Biotechnologies et biosécurité - La CEDEAO à l'école du CNRA
Djè Abel |Source Notre Voie | Ajouté le 24/07/2010, 07:33

Les techniques de biologie moléculaire et cellulaire sont peu appliquées dans les programmes de recherche des pays de l'Afrique de l'Ouest, alors que tous les experts s'accordent à dire que la biotechnologie moderne peut contribuer de manière significative à l'atteinte des objectifs de développement définis dans les cadres nationaux ainsi que les politiques régionales telles que la Politique agricole de la CEDEAO (ECOWAP).


Pour répondre à cette faible valorisation de ces méthodes de biotechnologie et améliorer la productivité agricole dans la sous région, environ vingt chercheurs et techniciens de dix pays de la CEDEAO, notamment le Bénin, le Burkina Faso, la Côte d'Ivoire, le Cap-Vert, la Guinée Bissau, le Niger, le Mali, le Sénégal et le Togo, ont été formés. La cérémonie d'ouverture de cet atelier de formation régionale portant sur "le renforcement des capacités des chercheurs et des techniciens des pays de la CEDEAO en biotechnologie et biosécurité", a eu lieu le 15 juillet dernier, à la direction générale du Centre national de recherche agronomique (CNRA), à Adiopodoumé, route de Dabou.


l s'agira, durant vingt jours, de situer les enjeux des biotechnologies dans une perspective d'appui aux programmes de sélection et de conservation des ressources génétiques et de faire acquérir des compétences concrètes en biotechnologie et en biosécurité. Les participants vont également étudier les différents instruments légaux au plan national et international permettant d'encadrer le développement et l'utilisation des organismes génétiquement modifiés (OGM).


A cette occasion, le directeur général du CNRA, Dr. Yo Tiémoko, a indiqué que les biotechnologies représentent les enjeux les plus essentiels auxquels nos pays ont à faire face pour répondre aux questions notamment de la sécurité alimentaire des populations, de la productivité et de la compétitivité de nos agricultures. Il est donc plus qu'important, dit-il, que nos ressources humaines acquièrent la formation la plus adéquate.
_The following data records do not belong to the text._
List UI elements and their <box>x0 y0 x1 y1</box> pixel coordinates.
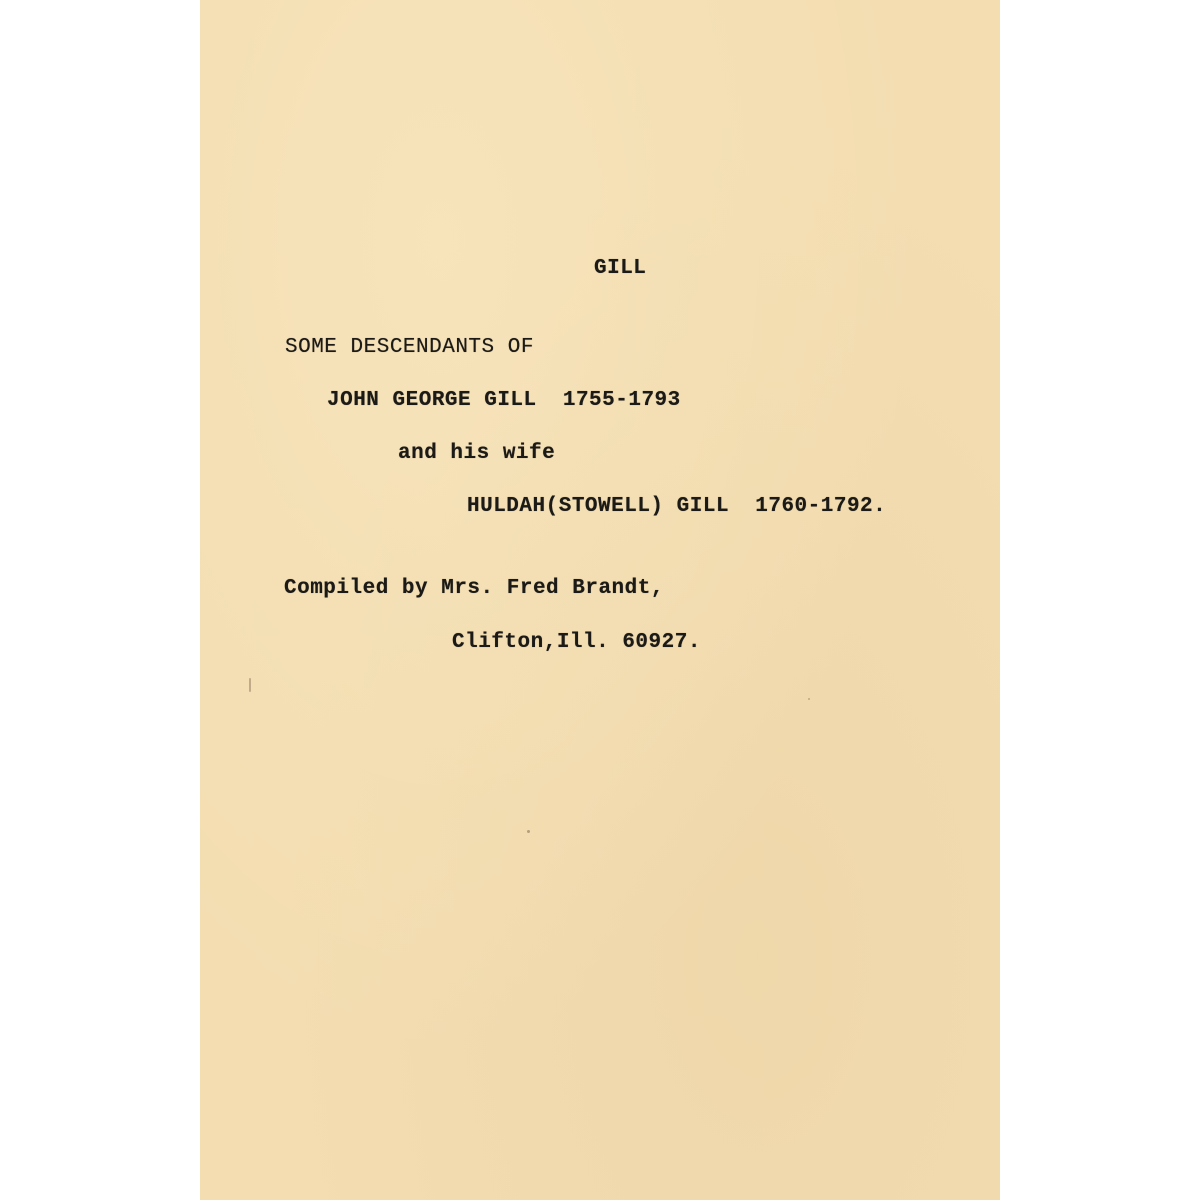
subtitle-line-2: JOHN GEORGE GILL 1755-1793 <box>327 390 681 411</box>
subtitle-line-4: HULDAH(STOWELL) GILL 1760-1792. <box>467 496 886 517</box>
paper-speck <box>249 678 251 692</box>
document-title: GILL <box>594 258 646 279</box>
subtitle-line-1: SOME DESCENDANTS OF <box>285 337 534 358</box>
subtitle-line-3: and his wife <box>398 443 555 464</box>
paper-speck <box>808 698 810 700</box>
paper-speck <box>527 830 530 833</box>
typewritten-page: GILL SOME DESCENDANTS OF JOHN GEORGE GIL… <box>200 0 1000 1200</box>
compiler-line-1: Compiled by Mrs. Fred Brandt, <box>284 578 664 599</box>
compiler-line-2: Clifton,Ill. 60927. <box>452 632 701 653</box>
Pour lui, l'agriculture africaine est à la croisée des chemins parce qu'elle n'a pas encore fait sa mue technologique. "L'Afrique est le seul continent où la productivité agricole par habitant a diminué ces dernières années à cause de la faible productivité de cette agriculture encore traditionnelle et extensive, qui utilise peu de technologie et de connaissances modernes. En un mot, elle n'a pas encore fait sa mutation technologique", a affirmé Dr. Yo Tiémoko.